Most programs struggle with how to identify and assist learners requiring remediation. We explored if students, rather than faculty, can take ownership for remedial plan design and implementation. We review key findings and conclude with future directions.

The locus of control for selecting remedial interventions and assessment evidence typically rests with faculty. In our model, the MSPRC charged students to develop remediation plans, with PA guidance as needed, and obtain assessment evidence to document progress and achievement. Most remediating students (92 %) successfully met these expectations and graduated from medical school.

Three-quarters of remedial students were identified in Years 1–2 of medical school. Early identification provides opportunities for multiple, tailored interventions to occur. Professionalism, communication skills, and research performance were frequent reasons the MSPRC placed students in remediation. Few students were identified for gaps in medical knowledge or clinical reasoning. The literature suggests some competencies, like professionalism, require direct observation and ongoing assessment for learner success.1,18 Our students’ remedial strategies (Table 2) ranged from specific to holistic approaches and often cut across courses and contexts, thereby providing them with more opportunities to improve and document their performance in complex domains. This emphasis on competence may explain why students’ time in remediation was longer (Median = 448 days) than normally needed for “more of the same,” such as retaking a test or course.2

Some learners may not know how to navigate performance obstacles, making it important to offer guidance and oversight.19,20 For this reason, we train a core group of faculty to help students apply the self-regulation cycle.17 PAs coach students in reflection, self-assessment, and goal-setting.2,20,21 They also form long-term relationships with students and frequently serve as student advocates. The MSPRC encourages students to identify measurable outcomes to document competence, while offering positive support in written correspondence to students (See Appendices for series of letters to one student throughout the remediation process). Both faculty groups work in tandem to support this learner-driven remediation model while ensuring student accountability.

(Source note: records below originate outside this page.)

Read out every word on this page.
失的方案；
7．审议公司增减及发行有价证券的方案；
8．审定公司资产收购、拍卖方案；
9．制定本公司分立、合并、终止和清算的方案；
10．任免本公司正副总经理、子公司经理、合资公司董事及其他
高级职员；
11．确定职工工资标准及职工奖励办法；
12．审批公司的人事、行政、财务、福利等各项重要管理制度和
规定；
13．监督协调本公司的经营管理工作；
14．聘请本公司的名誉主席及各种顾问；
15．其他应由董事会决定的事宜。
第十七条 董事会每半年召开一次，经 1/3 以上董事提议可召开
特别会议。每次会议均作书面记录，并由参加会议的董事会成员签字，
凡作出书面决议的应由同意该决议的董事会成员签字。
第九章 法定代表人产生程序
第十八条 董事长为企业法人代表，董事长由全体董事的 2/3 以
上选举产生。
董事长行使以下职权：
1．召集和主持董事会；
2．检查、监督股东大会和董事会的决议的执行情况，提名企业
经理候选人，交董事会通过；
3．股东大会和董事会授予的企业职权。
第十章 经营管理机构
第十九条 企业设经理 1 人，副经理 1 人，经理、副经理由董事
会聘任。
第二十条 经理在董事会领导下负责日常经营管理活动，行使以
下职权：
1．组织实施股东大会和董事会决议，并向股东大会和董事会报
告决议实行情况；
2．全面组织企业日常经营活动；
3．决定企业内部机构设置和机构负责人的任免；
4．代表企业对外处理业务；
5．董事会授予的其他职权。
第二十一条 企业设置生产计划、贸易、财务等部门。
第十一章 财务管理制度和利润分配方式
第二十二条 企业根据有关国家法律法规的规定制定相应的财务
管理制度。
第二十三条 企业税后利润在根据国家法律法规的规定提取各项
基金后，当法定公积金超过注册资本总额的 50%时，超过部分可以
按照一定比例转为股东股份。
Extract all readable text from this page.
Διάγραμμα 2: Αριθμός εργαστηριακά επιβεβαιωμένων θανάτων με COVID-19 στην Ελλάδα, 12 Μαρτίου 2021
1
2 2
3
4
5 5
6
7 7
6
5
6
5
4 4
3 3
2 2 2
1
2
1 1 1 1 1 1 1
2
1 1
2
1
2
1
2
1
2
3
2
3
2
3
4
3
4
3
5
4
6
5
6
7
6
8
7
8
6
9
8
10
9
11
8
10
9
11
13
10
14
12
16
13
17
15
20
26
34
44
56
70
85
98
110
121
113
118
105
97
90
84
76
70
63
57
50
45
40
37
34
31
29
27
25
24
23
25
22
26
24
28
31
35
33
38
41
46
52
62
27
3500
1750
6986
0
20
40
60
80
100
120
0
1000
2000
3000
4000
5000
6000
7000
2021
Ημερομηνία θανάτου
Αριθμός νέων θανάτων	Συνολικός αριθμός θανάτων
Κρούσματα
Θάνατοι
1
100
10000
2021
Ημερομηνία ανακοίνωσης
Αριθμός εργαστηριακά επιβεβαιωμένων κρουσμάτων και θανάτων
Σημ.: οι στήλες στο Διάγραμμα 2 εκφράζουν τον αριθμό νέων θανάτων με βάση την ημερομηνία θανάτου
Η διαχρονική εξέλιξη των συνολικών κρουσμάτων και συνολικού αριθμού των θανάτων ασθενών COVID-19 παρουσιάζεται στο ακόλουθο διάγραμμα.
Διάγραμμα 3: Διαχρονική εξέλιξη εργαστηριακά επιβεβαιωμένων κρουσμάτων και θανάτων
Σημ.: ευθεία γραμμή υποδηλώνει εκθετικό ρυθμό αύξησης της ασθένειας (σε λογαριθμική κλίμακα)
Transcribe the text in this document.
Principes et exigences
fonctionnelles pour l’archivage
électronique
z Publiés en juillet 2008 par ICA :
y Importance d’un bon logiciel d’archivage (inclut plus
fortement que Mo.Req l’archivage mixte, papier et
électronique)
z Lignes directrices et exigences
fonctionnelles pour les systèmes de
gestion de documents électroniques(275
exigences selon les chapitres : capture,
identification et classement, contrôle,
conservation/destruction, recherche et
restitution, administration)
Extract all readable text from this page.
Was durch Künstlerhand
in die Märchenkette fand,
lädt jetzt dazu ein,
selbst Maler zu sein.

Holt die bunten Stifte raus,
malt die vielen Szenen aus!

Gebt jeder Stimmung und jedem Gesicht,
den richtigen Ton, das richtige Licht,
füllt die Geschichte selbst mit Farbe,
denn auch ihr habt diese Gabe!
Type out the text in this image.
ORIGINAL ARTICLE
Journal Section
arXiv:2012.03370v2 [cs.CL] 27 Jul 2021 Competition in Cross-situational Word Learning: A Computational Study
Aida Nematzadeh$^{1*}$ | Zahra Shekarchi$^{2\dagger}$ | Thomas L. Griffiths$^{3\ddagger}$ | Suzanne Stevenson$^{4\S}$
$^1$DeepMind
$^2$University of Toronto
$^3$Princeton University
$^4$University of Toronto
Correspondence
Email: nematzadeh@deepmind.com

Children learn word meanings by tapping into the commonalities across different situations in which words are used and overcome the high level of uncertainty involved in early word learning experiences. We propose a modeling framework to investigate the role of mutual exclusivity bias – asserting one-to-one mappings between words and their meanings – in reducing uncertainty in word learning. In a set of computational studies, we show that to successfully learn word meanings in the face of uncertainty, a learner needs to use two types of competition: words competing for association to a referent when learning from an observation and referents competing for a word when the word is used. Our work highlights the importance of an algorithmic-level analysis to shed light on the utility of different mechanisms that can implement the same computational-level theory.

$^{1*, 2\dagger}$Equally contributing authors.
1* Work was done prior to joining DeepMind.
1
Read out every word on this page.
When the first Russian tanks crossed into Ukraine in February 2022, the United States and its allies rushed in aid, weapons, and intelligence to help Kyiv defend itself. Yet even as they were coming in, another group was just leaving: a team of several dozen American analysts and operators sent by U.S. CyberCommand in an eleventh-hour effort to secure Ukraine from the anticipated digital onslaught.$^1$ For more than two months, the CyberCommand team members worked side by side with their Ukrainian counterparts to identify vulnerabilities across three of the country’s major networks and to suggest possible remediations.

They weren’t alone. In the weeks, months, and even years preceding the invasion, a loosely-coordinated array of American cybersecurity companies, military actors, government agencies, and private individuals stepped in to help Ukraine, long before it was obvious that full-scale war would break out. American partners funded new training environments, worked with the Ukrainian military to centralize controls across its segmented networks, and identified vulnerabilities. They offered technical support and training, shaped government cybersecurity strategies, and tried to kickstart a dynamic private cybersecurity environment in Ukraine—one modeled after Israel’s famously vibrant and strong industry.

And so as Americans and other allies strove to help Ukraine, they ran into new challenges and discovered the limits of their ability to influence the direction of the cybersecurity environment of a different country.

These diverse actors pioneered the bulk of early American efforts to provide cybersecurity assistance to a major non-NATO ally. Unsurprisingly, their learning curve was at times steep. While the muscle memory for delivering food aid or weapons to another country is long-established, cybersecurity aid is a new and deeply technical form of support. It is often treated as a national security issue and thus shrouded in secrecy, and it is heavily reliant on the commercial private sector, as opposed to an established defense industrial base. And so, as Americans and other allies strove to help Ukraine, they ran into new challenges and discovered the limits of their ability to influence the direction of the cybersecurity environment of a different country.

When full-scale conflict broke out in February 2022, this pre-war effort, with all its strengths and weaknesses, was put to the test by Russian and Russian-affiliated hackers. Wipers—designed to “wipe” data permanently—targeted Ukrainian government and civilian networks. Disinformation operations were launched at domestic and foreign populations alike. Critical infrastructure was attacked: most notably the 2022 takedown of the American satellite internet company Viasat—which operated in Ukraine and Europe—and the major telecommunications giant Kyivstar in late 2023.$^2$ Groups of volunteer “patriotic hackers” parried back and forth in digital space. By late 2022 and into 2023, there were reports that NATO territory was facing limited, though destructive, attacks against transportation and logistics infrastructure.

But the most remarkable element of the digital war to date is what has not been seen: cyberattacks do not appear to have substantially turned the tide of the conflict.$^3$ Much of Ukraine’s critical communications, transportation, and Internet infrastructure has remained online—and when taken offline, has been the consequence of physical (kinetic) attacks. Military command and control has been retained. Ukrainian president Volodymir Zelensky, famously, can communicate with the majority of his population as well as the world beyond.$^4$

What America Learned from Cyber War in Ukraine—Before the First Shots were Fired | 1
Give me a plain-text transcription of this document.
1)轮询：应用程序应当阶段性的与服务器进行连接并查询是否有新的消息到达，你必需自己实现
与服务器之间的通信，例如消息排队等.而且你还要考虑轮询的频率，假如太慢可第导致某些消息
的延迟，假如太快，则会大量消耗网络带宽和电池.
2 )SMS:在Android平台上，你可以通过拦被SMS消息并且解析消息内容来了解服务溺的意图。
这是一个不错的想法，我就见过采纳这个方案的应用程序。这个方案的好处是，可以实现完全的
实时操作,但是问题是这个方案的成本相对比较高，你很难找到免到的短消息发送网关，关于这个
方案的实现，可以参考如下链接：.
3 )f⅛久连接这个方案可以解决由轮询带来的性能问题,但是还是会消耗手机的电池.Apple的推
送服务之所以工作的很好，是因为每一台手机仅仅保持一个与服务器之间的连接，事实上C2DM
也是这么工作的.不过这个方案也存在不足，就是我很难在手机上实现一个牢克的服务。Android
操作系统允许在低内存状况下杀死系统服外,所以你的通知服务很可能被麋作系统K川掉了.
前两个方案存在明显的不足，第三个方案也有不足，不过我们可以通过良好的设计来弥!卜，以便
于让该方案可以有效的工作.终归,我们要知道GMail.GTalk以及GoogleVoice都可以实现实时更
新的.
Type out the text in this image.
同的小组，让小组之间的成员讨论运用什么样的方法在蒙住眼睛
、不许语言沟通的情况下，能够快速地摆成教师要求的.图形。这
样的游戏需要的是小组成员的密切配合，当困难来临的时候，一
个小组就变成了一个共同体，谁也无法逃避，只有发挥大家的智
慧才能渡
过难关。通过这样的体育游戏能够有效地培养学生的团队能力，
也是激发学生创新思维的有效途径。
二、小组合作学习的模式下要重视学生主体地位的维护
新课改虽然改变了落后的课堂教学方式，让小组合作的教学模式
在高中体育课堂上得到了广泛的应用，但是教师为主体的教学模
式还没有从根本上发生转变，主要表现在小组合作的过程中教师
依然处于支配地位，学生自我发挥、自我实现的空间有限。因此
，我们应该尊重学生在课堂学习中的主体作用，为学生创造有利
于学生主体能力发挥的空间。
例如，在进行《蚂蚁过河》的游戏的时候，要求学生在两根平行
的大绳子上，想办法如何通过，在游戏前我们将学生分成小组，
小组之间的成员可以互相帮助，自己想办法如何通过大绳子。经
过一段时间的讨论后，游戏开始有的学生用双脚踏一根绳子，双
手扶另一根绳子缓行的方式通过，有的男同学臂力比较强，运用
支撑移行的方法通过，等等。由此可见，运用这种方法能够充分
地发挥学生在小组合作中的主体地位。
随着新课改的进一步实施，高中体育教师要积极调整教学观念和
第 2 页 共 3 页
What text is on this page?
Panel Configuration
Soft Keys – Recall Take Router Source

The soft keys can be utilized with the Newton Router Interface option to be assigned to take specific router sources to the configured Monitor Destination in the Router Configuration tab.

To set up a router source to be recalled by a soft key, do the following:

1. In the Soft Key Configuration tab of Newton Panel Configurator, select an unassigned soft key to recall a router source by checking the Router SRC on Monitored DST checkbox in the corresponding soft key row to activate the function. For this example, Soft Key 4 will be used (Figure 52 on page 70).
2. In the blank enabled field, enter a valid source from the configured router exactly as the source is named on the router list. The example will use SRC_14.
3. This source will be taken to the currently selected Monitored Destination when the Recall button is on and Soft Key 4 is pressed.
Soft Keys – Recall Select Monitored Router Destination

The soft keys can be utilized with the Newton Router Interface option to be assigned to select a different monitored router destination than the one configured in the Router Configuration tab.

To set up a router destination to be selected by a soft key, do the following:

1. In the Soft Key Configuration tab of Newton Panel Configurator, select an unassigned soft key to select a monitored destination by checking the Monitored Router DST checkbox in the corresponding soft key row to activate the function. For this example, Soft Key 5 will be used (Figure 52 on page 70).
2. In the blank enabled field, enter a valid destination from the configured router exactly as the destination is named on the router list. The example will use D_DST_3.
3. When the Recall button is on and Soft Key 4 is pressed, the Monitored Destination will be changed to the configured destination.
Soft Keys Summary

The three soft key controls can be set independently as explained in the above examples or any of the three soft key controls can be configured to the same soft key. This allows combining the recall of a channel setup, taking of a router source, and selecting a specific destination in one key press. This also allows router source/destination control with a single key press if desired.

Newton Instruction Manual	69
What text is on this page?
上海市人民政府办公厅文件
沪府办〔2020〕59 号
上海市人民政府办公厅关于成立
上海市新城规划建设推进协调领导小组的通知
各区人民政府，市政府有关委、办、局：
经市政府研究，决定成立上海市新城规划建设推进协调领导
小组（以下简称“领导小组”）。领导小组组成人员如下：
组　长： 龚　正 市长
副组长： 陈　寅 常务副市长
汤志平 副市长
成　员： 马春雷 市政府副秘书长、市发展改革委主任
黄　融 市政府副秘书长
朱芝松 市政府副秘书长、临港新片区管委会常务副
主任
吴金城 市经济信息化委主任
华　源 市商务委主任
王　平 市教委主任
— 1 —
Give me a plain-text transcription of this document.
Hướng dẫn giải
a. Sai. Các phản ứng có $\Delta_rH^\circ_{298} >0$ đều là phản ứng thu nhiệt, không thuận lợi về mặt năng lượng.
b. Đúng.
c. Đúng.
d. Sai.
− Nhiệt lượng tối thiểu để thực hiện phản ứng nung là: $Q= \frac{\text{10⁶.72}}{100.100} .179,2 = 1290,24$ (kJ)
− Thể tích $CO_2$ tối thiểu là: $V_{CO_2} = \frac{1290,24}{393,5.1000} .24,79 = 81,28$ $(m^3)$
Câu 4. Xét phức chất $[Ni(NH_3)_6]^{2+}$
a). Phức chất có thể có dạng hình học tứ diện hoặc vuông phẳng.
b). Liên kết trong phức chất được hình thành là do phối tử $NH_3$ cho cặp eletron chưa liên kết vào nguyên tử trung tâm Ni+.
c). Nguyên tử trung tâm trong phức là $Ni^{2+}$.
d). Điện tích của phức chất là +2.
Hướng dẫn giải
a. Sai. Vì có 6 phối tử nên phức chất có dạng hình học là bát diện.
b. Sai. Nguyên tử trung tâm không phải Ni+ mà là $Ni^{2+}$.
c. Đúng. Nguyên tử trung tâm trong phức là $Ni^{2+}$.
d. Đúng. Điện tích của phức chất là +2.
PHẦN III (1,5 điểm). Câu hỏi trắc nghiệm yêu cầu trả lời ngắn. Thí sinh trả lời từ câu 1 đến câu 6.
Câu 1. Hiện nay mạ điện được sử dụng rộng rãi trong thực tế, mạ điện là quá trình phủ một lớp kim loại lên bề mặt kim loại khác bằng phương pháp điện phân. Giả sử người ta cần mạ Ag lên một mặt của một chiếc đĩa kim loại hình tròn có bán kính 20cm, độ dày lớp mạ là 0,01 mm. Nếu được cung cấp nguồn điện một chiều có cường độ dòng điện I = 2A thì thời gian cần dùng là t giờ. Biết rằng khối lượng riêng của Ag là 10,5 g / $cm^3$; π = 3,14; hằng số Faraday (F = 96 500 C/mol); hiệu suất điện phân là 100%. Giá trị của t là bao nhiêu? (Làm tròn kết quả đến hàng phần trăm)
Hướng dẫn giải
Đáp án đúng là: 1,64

Our evaluation is limited to one program, at one school, with a small class size. Other programs may foster remedial learners’ autonomy more than conveyed in the literature.5,6,8 Our student satisfaction measures originate from two questionnaire items obtained at graduation and do not capture students’ satisfaction with specific academic referral policies or remedial processes.22

Remediation is complex and involves multiple stakeholders and contexts. Future studies should capture learners’ perceptions of remediation to complement the faculty point-of-view currently reported in the literature. We discovered that more men than women were identified for remediation, yet we found no research exploring this observation in depth. Additionally, few longitudinal or multi-institutional studies currently exist, suggesting an area ripe for research.

We discovered, in our 10-year experience with this remediation model, that medical students can select appropriate remedial interventions with the support of well-trained faculty. Our learner-driven approach to remediation may transfer to graduate medical education (GME), where Clinical Competence Committees (CCCs) meet regularly to discuss and review resident performance. Having struggling residents create remediation plans and submit progress reports to CCCs may present few barriers, given GME’s competency-based assessment framework and emphasis on providing residents with frequent, formative feedback. Our approach requires a learning environment where faculty must trust students have the motivation and capabilities to identify and implement appropriate remedial strategies. We have created a systematic process where students must reflect on their performance, develop plans tailored to meet learning needs, and collect assessment evidence to document competence. To conclude, we believe educators who wish to adopt a learner-driven approach to remediation should view remediation as a growth opportunity rather than as a punishment.